The death of the man who had to wait almost a year for his lung cancer operation wasn’t the only shocking medical news of the week. Sonline, a local online paper in Somogy County, reported on Wednesday that István Seres of Nagyatád couldn’t wait for the operation they promised him for September. The man had a large blood clot in his leg which was unbearably painful. He has had health problems all his life and has been in and out of hospitals, so he is quite knowledgeable medically. He knew that the blood clot could move to his lungs or heart, a potentially life-threatening situation. He was also worried that since his leg had been feeling numb, it might eventually have to be amputated. He obviously knew his way around the medical system because he managed to tell his worries to the deputy director of the hospital, who “arranged that they would give [him] an immediate appointment at the vascular surgery section of the hospital.” Otherwise, he would have had to wait for weeks for an appointment. He was called in for an ultrasound and was told that he will be operated on sometime in September. All that took place in mid-June. But by the end of July he was in such pain that he no longer could stand it. Since three years ago he had a blood clot in his leg removed, he had a sense of the procedure. He decided to operate on himself. He managed to remove a clot one cm wide and six-seven mm long. A video of the operation can be seen here–if you’re older than eighteen and have the stomach for such things.

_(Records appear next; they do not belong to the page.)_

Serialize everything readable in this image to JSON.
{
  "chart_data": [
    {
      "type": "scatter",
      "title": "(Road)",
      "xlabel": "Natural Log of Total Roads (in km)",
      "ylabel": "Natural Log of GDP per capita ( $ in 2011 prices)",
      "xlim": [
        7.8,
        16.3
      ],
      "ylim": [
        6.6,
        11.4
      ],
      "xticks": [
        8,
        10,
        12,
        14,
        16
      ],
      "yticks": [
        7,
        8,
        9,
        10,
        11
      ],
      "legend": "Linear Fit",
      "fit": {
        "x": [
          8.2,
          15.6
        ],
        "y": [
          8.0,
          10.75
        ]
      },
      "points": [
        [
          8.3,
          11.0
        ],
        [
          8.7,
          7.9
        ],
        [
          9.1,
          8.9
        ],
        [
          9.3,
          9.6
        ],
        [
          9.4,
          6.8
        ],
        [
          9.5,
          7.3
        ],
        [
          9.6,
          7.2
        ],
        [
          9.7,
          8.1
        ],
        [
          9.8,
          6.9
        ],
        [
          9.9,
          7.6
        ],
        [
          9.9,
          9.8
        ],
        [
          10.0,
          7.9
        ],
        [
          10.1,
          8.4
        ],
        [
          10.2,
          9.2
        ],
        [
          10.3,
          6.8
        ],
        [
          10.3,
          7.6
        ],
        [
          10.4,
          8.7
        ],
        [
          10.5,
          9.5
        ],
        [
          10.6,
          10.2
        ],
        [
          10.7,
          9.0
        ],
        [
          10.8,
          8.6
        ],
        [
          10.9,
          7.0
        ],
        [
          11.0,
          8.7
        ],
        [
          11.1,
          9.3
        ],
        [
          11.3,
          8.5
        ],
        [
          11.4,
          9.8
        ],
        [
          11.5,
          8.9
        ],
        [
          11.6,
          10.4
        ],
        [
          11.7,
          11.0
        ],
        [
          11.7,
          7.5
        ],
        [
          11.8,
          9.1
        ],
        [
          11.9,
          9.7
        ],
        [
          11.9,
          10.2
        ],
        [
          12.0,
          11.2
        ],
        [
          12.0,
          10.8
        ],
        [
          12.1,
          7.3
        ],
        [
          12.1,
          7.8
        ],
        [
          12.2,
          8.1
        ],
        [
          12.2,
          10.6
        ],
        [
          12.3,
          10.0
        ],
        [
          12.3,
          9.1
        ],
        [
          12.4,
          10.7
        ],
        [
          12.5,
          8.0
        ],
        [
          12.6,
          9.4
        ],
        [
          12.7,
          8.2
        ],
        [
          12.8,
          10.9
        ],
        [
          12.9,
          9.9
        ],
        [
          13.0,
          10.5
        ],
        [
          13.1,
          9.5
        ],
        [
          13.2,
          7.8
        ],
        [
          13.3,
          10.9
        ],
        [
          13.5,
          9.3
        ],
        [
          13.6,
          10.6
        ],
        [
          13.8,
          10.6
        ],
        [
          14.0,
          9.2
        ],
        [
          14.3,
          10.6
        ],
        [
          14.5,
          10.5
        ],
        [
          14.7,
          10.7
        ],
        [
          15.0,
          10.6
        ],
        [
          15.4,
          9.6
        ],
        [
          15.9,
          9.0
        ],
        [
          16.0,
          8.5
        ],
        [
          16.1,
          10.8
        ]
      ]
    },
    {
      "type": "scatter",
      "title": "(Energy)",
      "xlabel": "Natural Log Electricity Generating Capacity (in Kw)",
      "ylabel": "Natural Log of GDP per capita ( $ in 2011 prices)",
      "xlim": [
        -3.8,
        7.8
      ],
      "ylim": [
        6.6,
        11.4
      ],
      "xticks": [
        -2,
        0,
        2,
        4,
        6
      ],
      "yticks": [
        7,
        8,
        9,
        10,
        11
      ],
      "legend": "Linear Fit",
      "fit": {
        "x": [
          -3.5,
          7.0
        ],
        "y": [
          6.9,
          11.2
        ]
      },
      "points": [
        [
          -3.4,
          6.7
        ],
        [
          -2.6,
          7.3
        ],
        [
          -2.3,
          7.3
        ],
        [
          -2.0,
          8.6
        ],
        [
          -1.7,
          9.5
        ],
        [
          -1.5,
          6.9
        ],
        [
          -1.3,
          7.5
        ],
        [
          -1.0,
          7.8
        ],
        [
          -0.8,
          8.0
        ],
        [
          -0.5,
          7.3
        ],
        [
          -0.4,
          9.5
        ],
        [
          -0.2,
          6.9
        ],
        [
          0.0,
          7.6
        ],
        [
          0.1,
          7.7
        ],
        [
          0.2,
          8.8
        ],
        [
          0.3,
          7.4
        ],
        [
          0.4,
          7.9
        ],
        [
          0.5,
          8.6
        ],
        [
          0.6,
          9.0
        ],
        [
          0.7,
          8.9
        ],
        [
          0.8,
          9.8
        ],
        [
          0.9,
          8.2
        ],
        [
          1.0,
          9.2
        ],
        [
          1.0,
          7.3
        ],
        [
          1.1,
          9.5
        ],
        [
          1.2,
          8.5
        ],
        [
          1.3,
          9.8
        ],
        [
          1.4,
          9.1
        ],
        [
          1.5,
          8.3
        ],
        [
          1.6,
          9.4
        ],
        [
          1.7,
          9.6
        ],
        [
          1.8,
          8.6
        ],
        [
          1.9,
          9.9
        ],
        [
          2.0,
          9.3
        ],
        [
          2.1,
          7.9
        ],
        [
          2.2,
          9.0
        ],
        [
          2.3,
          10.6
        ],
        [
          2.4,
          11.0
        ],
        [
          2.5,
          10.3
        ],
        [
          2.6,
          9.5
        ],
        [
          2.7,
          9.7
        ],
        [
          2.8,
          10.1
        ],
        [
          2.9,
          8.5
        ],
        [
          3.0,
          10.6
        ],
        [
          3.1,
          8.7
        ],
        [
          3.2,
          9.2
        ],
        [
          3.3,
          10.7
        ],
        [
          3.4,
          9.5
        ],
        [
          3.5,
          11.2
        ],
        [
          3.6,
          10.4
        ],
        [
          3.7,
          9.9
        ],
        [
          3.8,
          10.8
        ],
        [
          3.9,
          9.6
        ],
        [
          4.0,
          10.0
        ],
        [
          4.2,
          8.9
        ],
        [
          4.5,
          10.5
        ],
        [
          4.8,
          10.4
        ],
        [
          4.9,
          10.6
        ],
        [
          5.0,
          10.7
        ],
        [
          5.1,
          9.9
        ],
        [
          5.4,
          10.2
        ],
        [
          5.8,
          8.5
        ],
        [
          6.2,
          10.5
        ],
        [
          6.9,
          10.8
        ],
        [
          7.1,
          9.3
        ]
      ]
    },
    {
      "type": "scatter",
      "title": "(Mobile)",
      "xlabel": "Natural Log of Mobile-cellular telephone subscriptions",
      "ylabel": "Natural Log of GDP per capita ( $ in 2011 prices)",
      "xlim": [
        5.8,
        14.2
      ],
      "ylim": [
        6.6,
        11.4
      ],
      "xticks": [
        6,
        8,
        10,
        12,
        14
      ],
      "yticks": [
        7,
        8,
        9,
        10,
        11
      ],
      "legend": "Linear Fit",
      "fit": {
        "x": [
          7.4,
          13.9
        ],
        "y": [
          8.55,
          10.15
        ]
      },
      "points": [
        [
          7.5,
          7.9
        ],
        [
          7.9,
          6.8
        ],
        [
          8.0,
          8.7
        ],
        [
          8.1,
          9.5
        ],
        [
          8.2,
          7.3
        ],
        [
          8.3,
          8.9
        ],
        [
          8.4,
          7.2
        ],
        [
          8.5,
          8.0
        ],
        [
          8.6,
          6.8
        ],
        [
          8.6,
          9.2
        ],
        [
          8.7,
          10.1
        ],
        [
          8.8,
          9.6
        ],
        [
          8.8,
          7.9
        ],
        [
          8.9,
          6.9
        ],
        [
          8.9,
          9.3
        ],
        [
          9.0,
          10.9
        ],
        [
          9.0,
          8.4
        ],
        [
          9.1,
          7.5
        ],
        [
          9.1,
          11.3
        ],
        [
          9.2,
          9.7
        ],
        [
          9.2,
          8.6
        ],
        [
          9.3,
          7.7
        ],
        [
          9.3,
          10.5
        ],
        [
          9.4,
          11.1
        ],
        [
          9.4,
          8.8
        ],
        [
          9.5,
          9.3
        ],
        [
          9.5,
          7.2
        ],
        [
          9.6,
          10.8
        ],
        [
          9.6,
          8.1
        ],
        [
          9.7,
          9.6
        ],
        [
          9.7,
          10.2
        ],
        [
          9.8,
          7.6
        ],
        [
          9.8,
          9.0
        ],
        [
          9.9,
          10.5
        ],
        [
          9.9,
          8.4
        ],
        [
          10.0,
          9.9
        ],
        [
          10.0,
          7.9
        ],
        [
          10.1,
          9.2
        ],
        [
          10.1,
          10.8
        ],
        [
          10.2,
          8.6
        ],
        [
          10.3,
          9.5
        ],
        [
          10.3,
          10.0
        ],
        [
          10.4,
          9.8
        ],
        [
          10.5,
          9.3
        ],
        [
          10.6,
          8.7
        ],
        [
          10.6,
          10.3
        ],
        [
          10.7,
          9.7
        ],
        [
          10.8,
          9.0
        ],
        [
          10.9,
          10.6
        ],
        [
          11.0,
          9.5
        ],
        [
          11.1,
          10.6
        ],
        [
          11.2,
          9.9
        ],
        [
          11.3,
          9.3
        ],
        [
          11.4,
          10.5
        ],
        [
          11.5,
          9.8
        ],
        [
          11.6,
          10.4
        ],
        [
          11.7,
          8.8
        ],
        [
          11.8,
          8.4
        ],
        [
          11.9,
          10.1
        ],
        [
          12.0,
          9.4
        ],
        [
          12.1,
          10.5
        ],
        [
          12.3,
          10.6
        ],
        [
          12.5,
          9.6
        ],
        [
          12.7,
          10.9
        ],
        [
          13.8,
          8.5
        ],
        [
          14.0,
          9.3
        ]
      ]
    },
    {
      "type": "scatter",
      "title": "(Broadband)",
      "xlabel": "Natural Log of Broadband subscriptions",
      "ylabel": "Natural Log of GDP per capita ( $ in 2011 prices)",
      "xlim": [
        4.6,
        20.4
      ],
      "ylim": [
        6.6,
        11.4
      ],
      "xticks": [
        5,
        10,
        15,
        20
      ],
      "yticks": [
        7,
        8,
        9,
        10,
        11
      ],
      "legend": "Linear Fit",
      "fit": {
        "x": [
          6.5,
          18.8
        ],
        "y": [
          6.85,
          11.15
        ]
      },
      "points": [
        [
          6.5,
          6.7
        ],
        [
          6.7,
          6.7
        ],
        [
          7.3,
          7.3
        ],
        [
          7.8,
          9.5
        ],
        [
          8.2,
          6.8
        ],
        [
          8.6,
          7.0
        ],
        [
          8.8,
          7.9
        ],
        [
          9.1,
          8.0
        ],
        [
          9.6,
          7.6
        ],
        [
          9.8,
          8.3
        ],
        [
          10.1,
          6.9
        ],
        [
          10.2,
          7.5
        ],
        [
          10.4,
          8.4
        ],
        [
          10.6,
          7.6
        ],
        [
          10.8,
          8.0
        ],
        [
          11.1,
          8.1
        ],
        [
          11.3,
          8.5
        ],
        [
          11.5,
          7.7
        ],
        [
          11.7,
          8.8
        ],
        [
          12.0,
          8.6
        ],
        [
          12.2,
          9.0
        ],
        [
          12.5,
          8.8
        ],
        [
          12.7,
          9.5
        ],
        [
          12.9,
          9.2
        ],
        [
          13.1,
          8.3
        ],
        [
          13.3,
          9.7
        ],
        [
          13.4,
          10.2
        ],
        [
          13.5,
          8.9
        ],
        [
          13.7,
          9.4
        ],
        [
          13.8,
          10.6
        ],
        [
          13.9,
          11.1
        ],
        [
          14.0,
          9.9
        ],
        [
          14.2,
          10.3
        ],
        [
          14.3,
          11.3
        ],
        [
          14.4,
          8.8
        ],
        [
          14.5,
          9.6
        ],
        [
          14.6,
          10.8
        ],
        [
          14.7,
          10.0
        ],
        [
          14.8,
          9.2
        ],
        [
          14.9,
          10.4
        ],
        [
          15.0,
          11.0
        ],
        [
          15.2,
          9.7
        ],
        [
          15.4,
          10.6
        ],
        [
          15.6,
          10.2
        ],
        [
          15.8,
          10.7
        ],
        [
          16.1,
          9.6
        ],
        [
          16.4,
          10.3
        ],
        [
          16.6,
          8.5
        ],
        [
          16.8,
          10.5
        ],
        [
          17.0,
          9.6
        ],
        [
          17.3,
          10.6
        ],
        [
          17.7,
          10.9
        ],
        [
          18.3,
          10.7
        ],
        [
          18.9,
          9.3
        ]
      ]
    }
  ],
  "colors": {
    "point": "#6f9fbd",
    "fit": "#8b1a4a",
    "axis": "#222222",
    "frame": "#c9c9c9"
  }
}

As you can imagine, the Mór Kaposi Hospital in Kaposvár wasn’t terribly happy about Seres’s DIY operation. First, the spokesman for the hospital told reporters that the hospital is not allowed to say anything about the condition of a patient, but a few sentences later he claimed that Seres’s condition hadn’t required immediate intervention. Here again the problem was similar to the case of the man with lung cancer–a dangerously long wait. Seres might have gone too far when he decided to operate on himself, but his act shows Hungarian patients’ helplessness in the face of a system that is becoming increasingly dysfunctional and at times uncaring. I don’t understand why the doctors didn’t try using some kind of medication that dissolves blood clots. Or, if that treatment was not appropriate in Seres’s case, indeed immediate surgery would have been in order. A good summary of blood clots and their treatment can be found on the website of the American Society of Hematology.
Mind you, Seres must be a difficult patient. A year ago, in the middle of winter, he walked out of the hospital in his pajamas because there was no ambulance to take him home. He wanted to show that there are serious problems with the ambulatory service. In fact, our man was correct. A lot of people die for no good reason just because the ambulance doesn’t arrive for hours. Or because, instead of taking the patient to the appropriate hospital, the ambulance driver goes from hospital to hospital in Budapest because one after the other refuses to take the patient.
Like practically everything else in Hungary, there is a huge gap between the care the well-off and well-connected receive and the care afforded to ordinary or, even worse, poor Hungarian citizens. Healthcare might be a state enterprise, but not all citizens are equal in the eyes of the state when it comes to medical treatment.